3. Impact of Solitary Sales on Valuation:
The Tribunal examined whether a solitary sale to an outside buyer could determine the valuation for captive consumption. It was held that even a solitary sale is sufficient to establish the valuation. The Tribunal noted that Section 4 of the Central Excise Act, 1973, defines value as the price at which goods are ordinarily sold in the course of wholesale trade. The Tribunal found that the revenue was correct in adopting the solitary price available for captive consumption, as long as the sale was at arm's length and the relationship was on a principal-to-principal basis.
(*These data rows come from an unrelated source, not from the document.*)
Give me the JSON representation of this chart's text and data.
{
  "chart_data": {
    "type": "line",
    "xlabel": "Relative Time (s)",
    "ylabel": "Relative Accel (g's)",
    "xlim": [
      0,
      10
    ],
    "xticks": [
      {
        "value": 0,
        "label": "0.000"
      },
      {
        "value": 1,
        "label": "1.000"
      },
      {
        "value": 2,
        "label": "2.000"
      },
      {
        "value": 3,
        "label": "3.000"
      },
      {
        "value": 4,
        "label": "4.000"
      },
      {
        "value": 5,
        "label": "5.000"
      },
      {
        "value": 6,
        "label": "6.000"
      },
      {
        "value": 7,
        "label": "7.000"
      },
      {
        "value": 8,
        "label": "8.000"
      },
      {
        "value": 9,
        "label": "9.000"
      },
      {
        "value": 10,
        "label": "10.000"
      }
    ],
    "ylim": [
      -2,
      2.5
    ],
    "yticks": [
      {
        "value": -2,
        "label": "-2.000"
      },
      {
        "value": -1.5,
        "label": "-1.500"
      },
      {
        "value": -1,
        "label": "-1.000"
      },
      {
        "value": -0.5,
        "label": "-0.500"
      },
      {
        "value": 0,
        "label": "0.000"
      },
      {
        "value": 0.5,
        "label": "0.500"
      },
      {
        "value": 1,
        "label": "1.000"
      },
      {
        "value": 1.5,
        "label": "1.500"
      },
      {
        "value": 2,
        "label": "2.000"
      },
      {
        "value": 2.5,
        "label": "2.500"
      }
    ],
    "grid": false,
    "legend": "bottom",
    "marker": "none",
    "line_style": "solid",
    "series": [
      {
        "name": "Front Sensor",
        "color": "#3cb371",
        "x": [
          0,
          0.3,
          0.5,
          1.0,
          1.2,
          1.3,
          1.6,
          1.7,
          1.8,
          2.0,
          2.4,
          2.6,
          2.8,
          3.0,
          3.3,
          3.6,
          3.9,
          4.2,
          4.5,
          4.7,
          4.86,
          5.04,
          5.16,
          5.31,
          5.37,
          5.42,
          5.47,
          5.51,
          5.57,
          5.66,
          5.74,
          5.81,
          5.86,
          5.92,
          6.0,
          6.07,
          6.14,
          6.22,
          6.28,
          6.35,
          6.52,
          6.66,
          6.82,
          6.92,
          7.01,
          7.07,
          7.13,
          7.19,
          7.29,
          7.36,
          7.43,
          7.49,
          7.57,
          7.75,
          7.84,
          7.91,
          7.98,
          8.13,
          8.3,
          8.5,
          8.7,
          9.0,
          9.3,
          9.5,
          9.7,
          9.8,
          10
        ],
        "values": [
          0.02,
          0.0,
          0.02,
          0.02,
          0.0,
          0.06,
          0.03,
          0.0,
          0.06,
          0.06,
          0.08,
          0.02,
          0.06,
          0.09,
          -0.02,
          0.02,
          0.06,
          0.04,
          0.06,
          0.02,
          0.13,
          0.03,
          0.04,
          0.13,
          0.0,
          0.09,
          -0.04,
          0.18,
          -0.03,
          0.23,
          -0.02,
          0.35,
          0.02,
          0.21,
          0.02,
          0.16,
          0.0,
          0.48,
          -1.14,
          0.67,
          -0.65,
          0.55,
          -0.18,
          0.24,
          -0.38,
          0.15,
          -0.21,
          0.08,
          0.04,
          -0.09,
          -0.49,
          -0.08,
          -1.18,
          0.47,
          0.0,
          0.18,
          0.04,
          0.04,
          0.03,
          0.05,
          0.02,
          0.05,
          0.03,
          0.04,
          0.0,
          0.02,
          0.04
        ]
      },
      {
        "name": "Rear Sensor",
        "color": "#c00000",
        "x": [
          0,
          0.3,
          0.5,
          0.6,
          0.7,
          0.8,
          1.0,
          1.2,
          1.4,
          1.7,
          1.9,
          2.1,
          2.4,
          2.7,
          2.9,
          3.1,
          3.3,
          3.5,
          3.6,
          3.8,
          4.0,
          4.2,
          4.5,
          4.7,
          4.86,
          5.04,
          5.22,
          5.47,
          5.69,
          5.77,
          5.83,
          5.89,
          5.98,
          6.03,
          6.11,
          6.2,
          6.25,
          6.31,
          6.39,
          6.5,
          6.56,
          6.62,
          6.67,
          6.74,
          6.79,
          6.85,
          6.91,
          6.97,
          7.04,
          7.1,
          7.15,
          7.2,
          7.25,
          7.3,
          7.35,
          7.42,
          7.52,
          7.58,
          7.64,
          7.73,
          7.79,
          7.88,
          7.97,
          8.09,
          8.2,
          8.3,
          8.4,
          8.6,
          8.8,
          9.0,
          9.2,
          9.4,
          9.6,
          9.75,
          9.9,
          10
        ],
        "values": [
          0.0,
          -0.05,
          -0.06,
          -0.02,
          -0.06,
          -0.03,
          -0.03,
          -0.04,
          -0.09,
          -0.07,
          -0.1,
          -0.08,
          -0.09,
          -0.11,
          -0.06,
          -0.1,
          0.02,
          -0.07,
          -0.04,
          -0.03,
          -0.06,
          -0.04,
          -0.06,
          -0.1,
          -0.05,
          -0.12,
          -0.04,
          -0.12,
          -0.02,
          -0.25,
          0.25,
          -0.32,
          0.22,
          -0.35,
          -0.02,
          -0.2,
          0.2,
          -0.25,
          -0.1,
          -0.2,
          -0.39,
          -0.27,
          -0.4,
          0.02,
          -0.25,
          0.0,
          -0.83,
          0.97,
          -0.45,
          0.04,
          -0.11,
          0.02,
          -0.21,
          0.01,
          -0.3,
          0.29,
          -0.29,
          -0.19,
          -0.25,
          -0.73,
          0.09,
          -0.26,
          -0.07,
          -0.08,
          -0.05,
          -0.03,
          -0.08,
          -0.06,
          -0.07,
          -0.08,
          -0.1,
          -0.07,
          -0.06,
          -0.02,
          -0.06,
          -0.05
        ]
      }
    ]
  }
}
4. Comparison of Different Qualities of Goods for Valuation:
The appellants argued that different qualities of webs were involved, and the price of one quality should not be applied to another. The Tribunal observed that the price declaration showed different varieties of webs with varying prices. The proceedings were remanded to the Jurisdictional Officer to verify which variety was used for captive consumption and to adopt the corresponding price if the same variety was sold in the outside market. If the variety was not sold outside, the officer was directed to determine the value based on Rule 6(b)(1) after assessing whether the prices enumerated in the price list were comparable.

Conclusion:
The Tribunal concluded that while the jurisdictional officers' action in adopting the value of sales made to an outside person for calculating the duty for captive consumption was legal, the proceedings were remanded for determination of the value in terms of the discussions. The appeal was allowed by remand, directing the assessees to cooperate with the jurisdictional officers for the determination of the correct value based on the specific variety of goods used for captive consumption.